For now, my garden is just a dream, but one ingredient starts to pop up in the grocery store more often, a sign that winter is ending, and the earliest days of spring have arrived. Chicory, in its many varieties, is enthusiastically welcomed in my kitchen this time of year for its brilliant colors, crisp texture, and pleasantly sharp flavor. I can’t describe it any better than the way Alice Waters does in Chez Panisse Vegetables:

Whereas lettuces are generally prized for a certain delicacy of flavor and texture, the chicories are valued for a certain wild bitterness, common to them all.

Chicories have sturdy leaves, crisp and delicious in salads, but sturdy enough to stand a long braise or caramelization on a hot grill. This week at la Domestique, we’ll explore the many ways to cook with chicories: tossed into salads, stirred into soups, bathed in cream, tossed atop pizza, sautéed in a skillet, and more. These bitter leafy vegetables are all part of the daisy family. Their flavor is an asset when balanced with rich flavors like eggs, nuts, pungent cheeses, duck, lamb, smoked fish, salty anchovies, acidic lemon, or aged balsamic vinegar. Tomorrow is 10 Ways Tuesday at la Domestique, where you’ll find creative ideas for cooking with chicories during winter.Seek out the different types of chicory and incorporate them into your late winter pantry:

Belgian Endive

A compact head of elongated, tulip-shaped white leaves with pale green tips.

Curly Endive, also called Frisée

Large and curly head of thin, spindly leaves. White in the center, graduating to green at the tips.


A plentiful head of broad, curvy green leaves, similar to romaine but more toothsome.

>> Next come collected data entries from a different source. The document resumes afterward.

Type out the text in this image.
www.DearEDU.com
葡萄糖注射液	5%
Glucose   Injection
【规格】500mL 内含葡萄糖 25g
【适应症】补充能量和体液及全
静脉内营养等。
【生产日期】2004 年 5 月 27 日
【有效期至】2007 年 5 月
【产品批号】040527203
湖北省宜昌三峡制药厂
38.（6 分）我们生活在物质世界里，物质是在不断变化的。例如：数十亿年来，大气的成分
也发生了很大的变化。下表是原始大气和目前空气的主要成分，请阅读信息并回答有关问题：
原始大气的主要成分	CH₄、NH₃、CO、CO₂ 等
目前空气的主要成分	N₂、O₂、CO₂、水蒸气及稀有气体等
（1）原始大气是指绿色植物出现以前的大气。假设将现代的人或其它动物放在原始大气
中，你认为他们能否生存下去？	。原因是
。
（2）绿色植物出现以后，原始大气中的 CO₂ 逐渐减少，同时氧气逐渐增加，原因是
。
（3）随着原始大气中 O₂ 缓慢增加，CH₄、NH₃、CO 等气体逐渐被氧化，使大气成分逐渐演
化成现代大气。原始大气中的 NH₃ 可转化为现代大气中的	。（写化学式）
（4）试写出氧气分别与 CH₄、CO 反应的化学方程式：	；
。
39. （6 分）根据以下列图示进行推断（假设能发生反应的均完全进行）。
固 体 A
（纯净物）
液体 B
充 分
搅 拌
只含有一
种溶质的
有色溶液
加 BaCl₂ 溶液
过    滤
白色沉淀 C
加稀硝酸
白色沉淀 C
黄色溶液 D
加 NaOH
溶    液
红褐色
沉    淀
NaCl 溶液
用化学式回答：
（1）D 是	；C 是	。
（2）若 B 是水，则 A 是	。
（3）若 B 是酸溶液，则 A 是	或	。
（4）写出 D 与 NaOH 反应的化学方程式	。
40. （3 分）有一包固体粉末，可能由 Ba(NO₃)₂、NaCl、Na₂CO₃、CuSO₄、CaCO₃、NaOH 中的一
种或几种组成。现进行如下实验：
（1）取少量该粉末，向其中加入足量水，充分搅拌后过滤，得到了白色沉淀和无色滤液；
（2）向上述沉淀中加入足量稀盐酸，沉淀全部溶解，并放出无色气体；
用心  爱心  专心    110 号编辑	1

There are several varieties of radicchio, all named after towns in the Veneto region of Italy, where they were originally cultivated.

Treviso is shaped like Belgian endive with elongated burgundy-hued leaves and white ribs.

Castelfranco is rose-shaped, loose-leafed head that is pale-green and speckled red.

Chioggia looks like a small cabbage, tight leaves in the typical shade of burgundy with white veins.

Verona is petit, fitting easily in the palm of your hand, loosely gathered leaves in shades of dark green and maroon.